Comment by The Diamond in the Window — 6/24/2010 @ 9:42 pm
All excellent comments and I agree with them all, especially your take on teenagers being teenagers and not knowing anything. To argue that a 15 year old girl is somehow preparing herself for Mr. Right is ridiculous because it completely ignores that fact that she has no idea who she is and probably won’t truly know who the hell she is for another 15 years. It is nice to think that she is developing some sense of what she believes is important, but if my world view on guys hadn’t changed since I was 15 I shudder to think who I might have ended up with.
Comment by Kate — 6/24/2010 @ 11:06 pm
Love the name of your blog.
Comment by levonne — 6/25/2010 @ 12:40 am
Oooh, you had my blood boiling too! But even with percolating blood, you still managed neatly to shoot down Ruth Graham’s fatuous promotion of those (boring sounding, goody-goody, insidious and manipulative) “Christian” YA books. Hooray for the Old Hag!
Comment by Emily Hopkins — 6/25/2010 @ 10:26 am
An object of desire is a representation of an aspect of self? Wow!
Comment by Brian — 6/25/2010 @ 10:32 am
Sue me — I was feeling freshman year philosophy.
Comment by altehaggen — 6/25/2010 @ 11:17 am
I generally don’t like Christian YA fiction much though I did really enjoy the Miracle Girls, but there isn’t even that much of it to talk about!!! Very few titles published each year. Which is to say…there’s still plenty of room for growth and other perspectives.
Teens are different…all teen girls are different and certainly there can be enough books for them all…the prada dreaming ones and the husband dreaming ones.
Comment by Amy @ My Friend Amy — 6/29/2010 @ 2:23 pm
I love it. Can I sign up for my Prada purse now?
Comment by Ransom — 6/29/2010 @ 2:50 pm
I don’t read much Christian YA, and as a Christian teenager, I’m the audience. I’ve read several of the books that were mentioned in Ms. Graham’s article, but I wasn’t particularly impressed. I felt like the writing was/is watery, and there is far too much cookie-cutter in a messy world. I will give credit to Madeline L’Engle and C.S. Lewis, but looking closer, the reason that I actually read those works (and enjoy them) is because there is very little cover-up morality trying to sneak in tell me right from wrong. They show me one character’s choices, and let me take as much from them as I want.
Christian YA serves a purpose, providing literature to those who want reading to be safe, and tidy. But for myself, I don’t want to be neat and tidy. The characters that I want to read about have genuine struggles, make bad choices, and the author is giving me insight and freedom of choice, instead of a Sunday school lesson.

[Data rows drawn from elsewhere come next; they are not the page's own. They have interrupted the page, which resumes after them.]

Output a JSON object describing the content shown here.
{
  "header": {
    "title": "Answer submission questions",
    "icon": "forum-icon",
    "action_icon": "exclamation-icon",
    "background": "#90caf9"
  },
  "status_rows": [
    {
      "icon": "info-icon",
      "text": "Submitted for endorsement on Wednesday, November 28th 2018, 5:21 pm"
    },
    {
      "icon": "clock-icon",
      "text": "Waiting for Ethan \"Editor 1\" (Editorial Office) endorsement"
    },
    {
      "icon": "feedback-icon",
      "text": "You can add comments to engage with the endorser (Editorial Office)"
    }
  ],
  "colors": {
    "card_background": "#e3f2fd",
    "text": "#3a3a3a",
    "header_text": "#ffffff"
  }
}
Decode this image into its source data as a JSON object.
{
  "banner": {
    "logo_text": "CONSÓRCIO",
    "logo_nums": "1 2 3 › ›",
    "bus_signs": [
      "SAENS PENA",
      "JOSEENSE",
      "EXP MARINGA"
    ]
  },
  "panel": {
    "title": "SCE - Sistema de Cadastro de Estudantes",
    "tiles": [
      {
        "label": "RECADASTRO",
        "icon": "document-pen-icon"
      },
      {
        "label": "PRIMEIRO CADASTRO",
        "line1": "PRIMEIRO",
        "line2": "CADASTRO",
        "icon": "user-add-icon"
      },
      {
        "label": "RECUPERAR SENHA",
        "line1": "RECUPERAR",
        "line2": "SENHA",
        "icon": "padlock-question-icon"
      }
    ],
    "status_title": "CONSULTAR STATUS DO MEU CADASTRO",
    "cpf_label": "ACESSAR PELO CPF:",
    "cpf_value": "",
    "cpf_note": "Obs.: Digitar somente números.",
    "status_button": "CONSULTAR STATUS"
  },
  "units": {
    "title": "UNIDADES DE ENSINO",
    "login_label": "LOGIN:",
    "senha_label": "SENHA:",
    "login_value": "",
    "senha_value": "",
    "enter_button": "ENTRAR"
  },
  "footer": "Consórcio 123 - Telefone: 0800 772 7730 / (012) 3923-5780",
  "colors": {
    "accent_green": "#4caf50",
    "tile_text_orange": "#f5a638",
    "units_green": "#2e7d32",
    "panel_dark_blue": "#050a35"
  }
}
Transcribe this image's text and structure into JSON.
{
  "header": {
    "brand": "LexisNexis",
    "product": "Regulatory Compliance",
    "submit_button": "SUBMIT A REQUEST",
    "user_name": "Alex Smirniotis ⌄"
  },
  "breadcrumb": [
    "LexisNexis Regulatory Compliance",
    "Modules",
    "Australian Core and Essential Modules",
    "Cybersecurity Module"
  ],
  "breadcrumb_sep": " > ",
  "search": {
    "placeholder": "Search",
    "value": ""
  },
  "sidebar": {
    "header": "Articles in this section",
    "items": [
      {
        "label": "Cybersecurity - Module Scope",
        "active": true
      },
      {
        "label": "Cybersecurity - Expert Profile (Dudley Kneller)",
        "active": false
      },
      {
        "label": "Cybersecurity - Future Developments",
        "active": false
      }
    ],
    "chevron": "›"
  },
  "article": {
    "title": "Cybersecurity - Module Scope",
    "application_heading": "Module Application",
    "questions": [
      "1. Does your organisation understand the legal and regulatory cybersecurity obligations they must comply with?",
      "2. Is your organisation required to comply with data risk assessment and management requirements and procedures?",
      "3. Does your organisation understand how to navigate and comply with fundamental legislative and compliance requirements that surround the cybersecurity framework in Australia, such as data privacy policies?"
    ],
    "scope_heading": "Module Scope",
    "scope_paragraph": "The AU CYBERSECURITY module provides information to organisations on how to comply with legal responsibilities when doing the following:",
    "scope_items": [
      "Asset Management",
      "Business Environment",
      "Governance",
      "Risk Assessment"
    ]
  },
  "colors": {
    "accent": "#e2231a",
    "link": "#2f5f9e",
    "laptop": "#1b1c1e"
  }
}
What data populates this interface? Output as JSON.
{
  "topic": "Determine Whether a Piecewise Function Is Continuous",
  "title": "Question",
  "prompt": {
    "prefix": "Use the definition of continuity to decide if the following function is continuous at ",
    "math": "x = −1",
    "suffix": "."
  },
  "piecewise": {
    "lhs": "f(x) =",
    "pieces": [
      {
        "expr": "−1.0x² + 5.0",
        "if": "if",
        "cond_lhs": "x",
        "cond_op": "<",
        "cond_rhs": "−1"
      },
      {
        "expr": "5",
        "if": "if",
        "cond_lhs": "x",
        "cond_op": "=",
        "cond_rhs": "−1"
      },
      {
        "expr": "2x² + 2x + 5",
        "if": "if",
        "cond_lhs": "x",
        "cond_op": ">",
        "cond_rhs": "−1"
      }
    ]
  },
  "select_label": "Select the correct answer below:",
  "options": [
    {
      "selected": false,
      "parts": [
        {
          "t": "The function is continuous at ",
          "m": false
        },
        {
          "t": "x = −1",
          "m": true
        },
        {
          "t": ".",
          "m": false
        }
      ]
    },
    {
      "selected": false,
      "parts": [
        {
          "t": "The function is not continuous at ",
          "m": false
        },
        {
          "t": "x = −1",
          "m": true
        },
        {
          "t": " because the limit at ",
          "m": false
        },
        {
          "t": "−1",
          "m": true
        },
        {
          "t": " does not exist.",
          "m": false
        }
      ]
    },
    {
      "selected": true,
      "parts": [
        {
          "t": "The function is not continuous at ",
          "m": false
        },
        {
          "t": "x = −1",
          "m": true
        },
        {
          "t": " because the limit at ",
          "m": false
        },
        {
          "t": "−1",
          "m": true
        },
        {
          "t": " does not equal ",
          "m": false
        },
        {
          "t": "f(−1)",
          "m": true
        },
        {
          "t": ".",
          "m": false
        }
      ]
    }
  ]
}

Comment by Molly — 6/29/2010 @ 2:54 pm
[...] it in the days and weeks to come. In the meantime, you can find others’ responses here, here, and here, among other places. And check out the [...]
Pingback by This post has been vetted by a theologian. « Public Road — 6/29/2010 @ 3:41 pm
When I first read, “I want a guy who values the same things I do,” I thought, ‘What’s wrong with that?’ But your push on it is spot-on — YA literature is about the exploration of the unknown, the unexpected.
“‘We’re not kids forever,’ she tells her summer fling, discouraged by his aimlessness.” Part of the problem with a lot of Christian YA literature (and perhaps Christianity in general?) is that it insists on sacrificing the present moment to the future. Because its sense of morality is static — and its characters are often avatars for a prescribed moral law — it doesn’t recognize the phases of development and uncertainty that make for the kind of YA novels I wanted to read when I was a teen.